Robustness and Efficiency: The method can simultaneously determine both the HFS frequency and the effective microwave power from the same data. This makes the analysis remarkably robust against experimental instabilities, such as microwave power drifts, which were a source of systematic uncertainty in previous methods. It allows data taken under different conditions to be analyzed together, making incredibly efficient use of the limited accelerator beam time.

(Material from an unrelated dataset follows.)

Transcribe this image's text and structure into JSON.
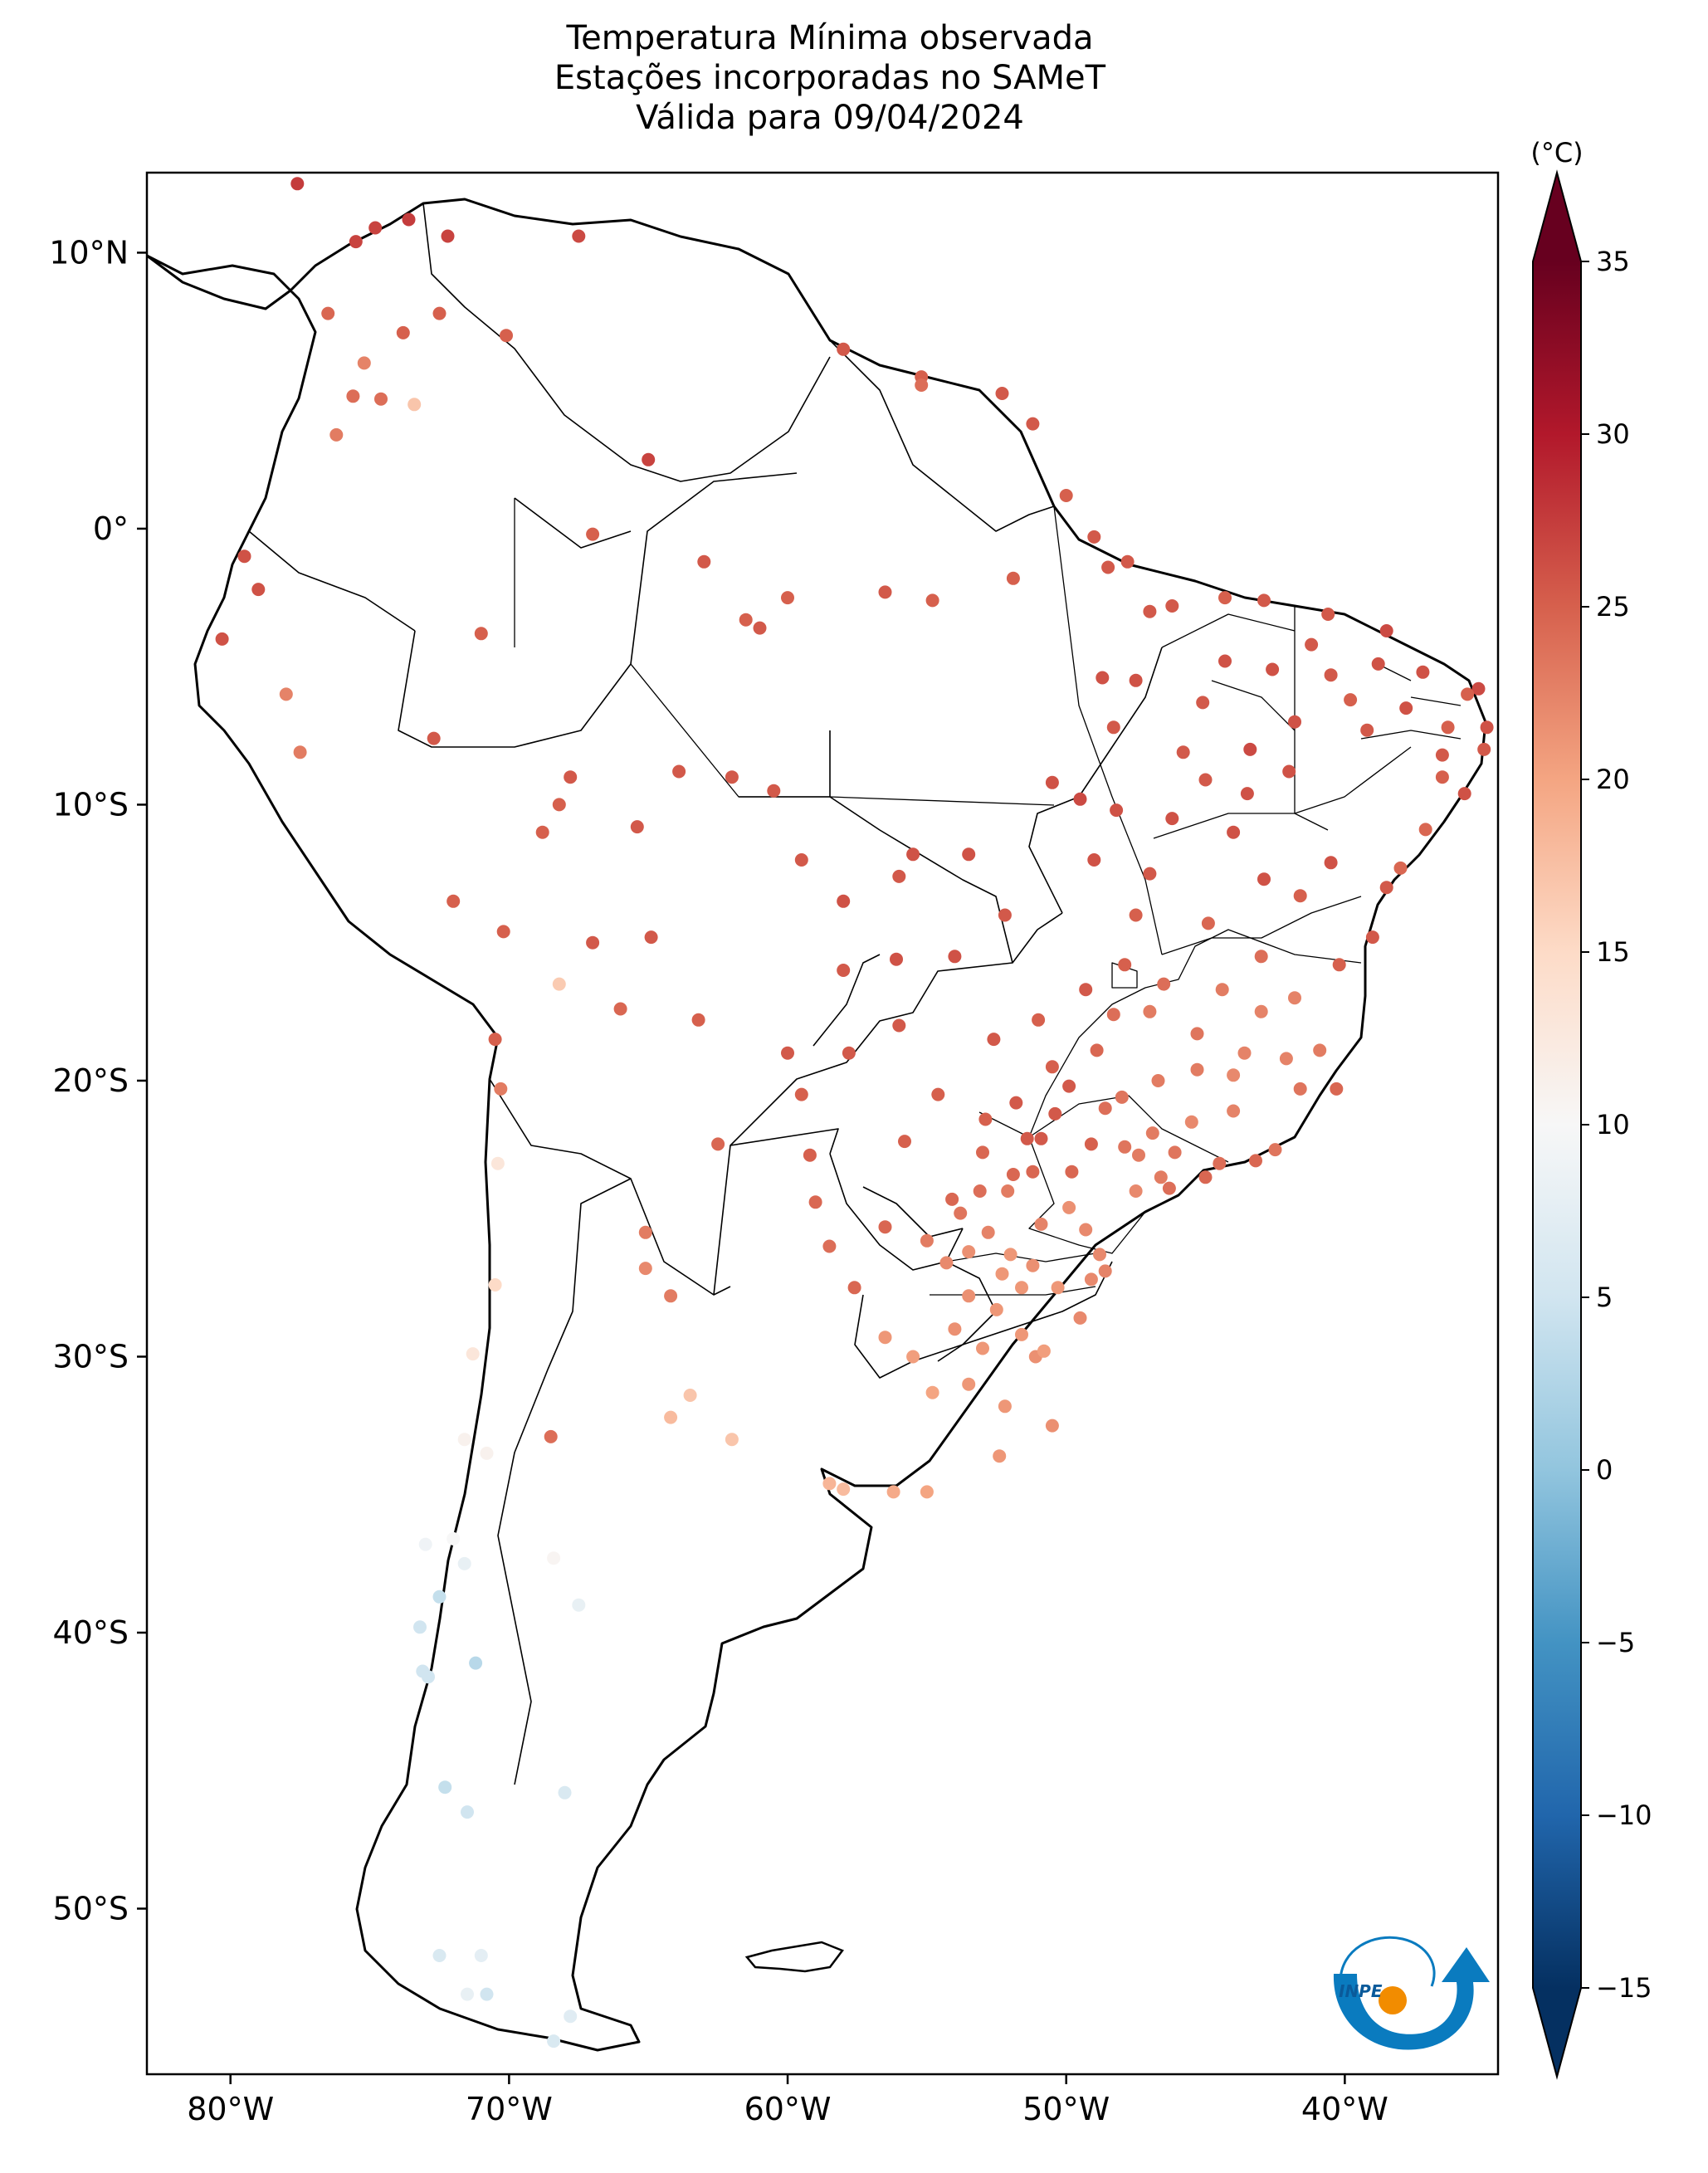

Achieving World-Record Precision at Zero-Field

Applying this novel Rabi-oscillation spectroscopy to data taken in 2018, the MuSEUM collaboration determined the muonium HFS to be νHFS=4,463,301.61±0.71 kHz. This result stands as the most precise measurement of this value ever achieved under zero-field conditions. It successfully demonstrates the power and superiority of the new technique for this class of experiment.

Conclusion

The zero-field phase of the MuSEUM experiment has been a resounding success. It has not only validated the use of the world’s highest-intensity pulsed muon beam for precision spectroscopy but has also pioneered a new and more powerful analysis paradigm with Rabi-oscillation spectroscopy. These achievements provide a crucial foundation and confidence for the ultimate goal of the MuSEUM project: a subsequent measurement in a high magnetic field, which aims to improve the precision of the muonium HFS by another order of magnitude and provide one of the most stringent tests of bound-state QED and the Standard Model to date.